I recently read "A Colossal Failure of Common Sense - The Inside Story of the Collapse of Lehman Brothers" by Lawrence G. McDonald (with Patrick Robinson).  Lawrence McDonald had a mid level job at Lehman Brothers for four years ending in 2008 (he was fired a few months before Lehman went bankrupt).  This 2009 book gives his view of the place near the end.  McDonald shares the copyright with professional writer, Patrick Robinson (who I know nothing about), but the writing is not polished.

This book is seriously flawed but it held my interest for a while (I found it dragging a bit near the end).  What value the book has is that of chronicling one person's experience and perspective, it is not good for an overall big picture view of the financial crisis or even of Lehman's collapse.  For this reason I think the complaint in the WSJ journal review that the book devotes too much space to McDonald's earlier career and background is wrongheaded.  I think it is useful to know that his parent's divorce led to a period of (at least relative) economic deprivation, that he had to make an extraordinary effort (taking a job selling pork chops just to establish that he could sell and then studying for and passing the securities exam on his own) just to get an opportunity for a Wall Street career and that he resented the rich private school kids who appeared to have an easier path.  I found McDonald's personal story of some interest and some of his anecdotes illuminating although perhaps not always in the way the author intended.  For example McDonald tells the story of a gambling trip in which one of his co-workers goes down $160,000 playing blackjack.  When McDonald sensibly suggested that perhaps it wasn't his night the co-worker gave him a "quitters never win" lecture and continued playing.  In this case his luck did turn and according to McDonald he ended up $475,000.  McDonald appears to feel this depiction of his co-worker is highly favorable but I would draw different conclusions.

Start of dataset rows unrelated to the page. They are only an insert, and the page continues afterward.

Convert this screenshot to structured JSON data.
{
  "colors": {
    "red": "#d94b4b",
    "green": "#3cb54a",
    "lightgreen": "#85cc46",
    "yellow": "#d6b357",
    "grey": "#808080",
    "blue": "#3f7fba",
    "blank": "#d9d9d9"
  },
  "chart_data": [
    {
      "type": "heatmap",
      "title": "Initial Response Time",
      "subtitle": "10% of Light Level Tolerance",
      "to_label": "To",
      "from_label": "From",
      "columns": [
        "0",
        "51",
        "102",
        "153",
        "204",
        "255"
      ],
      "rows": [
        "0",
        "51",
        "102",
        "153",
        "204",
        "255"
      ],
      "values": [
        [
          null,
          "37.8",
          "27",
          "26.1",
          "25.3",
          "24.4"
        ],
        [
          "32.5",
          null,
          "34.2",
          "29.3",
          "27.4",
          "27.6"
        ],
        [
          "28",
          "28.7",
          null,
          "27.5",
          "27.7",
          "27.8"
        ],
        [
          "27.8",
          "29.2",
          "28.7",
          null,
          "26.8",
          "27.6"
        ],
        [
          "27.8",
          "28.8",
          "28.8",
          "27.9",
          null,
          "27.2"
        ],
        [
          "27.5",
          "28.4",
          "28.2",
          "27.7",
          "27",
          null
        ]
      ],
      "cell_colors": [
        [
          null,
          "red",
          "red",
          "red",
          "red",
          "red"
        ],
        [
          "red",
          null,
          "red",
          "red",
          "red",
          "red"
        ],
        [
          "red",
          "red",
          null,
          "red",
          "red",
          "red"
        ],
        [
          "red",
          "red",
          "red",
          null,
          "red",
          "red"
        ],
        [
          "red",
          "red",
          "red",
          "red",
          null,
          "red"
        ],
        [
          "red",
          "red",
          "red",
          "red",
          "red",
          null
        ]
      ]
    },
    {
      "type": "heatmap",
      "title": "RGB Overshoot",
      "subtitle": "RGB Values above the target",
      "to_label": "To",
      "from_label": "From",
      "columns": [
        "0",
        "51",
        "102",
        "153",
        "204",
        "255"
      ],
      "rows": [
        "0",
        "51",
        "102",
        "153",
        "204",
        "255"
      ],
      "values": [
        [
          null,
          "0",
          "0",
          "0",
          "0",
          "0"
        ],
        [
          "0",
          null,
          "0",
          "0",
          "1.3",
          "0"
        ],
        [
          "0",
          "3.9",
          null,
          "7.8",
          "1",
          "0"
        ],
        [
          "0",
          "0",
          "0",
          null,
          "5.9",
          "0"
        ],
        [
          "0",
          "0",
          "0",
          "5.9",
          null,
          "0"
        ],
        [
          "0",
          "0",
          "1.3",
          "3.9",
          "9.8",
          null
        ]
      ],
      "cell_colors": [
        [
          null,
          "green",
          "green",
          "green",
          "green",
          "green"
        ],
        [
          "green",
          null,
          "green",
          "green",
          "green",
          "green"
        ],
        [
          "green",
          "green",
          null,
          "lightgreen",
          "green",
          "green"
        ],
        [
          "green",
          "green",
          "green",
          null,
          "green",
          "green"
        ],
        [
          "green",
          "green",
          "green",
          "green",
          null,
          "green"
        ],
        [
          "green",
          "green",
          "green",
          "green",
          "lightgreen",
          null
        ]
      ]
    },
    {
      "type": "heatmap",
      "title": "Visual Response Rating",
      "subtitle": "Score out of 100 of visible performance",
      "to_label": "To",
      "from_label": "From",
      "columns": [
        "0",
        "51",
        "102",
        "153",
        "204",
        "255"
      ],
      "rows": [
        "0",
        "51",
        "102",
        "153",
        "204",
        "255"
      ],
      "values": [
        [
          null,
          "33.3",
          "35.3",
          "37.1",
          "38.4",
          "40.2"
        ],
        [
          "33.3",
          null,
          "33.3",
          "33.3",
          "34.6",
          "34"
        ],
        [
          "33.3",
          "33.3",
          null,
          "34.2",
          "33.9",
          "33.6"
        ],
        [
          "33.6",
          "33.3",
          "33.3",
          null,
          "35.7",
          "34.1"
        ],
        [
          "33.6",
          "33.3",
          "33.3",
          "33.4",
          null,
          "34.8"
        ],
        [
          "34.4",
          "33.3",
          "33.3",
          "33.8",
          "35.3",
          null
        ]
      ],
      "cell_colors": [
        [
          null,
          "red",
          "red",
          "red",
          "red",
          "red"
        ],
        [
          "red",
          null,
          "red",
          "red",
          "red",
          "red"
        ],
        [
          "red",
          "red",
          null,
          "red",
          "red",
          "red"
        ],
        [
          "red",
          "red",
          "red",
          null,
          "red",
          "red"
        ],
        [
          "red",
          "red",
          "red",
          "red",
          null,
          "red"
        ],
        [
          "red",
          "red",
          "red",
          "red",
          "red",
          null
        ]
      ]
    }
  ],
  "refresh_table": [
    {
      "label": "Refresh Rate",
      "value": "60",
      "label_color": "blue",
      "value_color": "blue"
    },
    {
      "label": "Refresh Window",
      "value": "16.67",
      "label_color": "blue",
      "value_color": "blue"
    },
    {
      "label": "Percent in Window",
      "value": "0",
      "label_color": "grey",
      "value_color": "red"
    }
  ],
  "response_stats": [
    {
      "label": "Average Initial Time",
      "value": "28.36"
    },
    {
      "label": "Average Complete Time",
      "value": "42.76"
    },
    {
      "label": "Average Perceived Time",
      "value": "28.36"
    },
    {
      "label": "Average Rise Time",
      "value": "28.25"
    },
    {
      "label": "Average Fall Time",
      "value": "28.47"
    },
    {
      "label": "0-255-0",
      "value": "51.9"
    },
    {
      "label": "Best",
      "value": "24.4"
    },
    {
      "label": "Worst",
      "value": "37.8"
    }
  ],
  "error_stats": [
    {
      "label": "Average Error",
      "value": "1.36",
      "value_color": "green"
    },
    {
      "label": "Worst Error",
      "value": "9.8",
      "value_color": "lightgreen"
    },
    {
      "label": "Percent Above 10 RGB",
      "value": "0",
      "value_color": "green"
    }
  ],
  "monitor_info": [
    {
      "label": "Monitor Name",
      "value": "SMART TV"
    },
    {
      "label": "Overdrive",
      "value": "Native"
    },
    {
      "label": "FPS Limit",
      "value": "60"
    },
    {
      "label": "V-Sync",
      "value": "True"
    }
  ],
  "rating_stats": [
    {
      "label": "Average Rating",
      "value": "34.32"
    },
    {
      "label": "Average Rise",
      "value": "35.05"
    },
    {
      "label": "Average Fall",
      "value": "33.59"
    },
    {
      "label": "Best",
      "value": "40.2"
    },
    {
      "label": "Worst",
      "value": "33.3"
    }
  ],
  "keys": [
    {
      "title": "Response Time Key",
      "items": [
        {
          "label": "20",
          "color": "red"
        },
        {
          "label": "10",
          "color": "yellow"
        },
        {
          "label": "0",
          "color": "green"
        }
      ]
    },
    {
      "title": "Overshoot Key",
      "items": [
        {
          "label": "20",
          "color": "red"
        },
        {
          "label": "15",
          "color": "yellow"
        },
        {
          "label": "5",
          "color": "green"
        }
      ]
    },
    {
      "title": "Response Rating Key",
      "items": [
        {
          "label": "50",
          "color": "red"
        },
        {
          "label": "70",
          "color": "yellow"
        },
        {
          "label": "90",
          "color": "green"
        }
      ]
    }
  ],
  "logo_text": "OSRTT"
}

The book does have numerous problems.  It is not very well written.  The explanation of some of the complex financial products Lehman dealt with is muddled at best (perhaps in part I suspect because McDonald didn't really understand them himself).  McDonald isn't very revealing about his personal finances.  At an earlier point in his career he and a friend founded a website devoted to convertible bonds which (by his account) was quite successful leading to its purchase by Morgan Stanley.  But McDonald doesn't tell us the sales price or his cut.  At Lehman he receives a bonus he is happy about but then is disappointed by his bonus the following year.  But again he does not reveal the actual amounts (perhaps he suspects many readers will be unsympathetic to complaints about a $700,000 (or whatever) bonus).  The details of his bonus are important because a large portion was in the form of Lehman stock which he was not allowed to sell for several years.  This means his opinion that the government should have bailed Lehman out is not disinterested.  In general McDonald appears to have a number of biases which I suspect color his account.  Also McDonald was not high ranking enough to have personal knowledge of top level internal conflicts and in addition he left Lehman some months before the end.  So the book's version of the key events in Lehman's collapse is third hand, poorly sourced and probably not completely reliable.  And in my view the book doesn't have much of interest to say about the larger context, the financial crisis that precipitated Lehman's collapse.

So in summary while I found this book interesting in places for the view it gives of an aspect of Wall Street I can't really recommend it.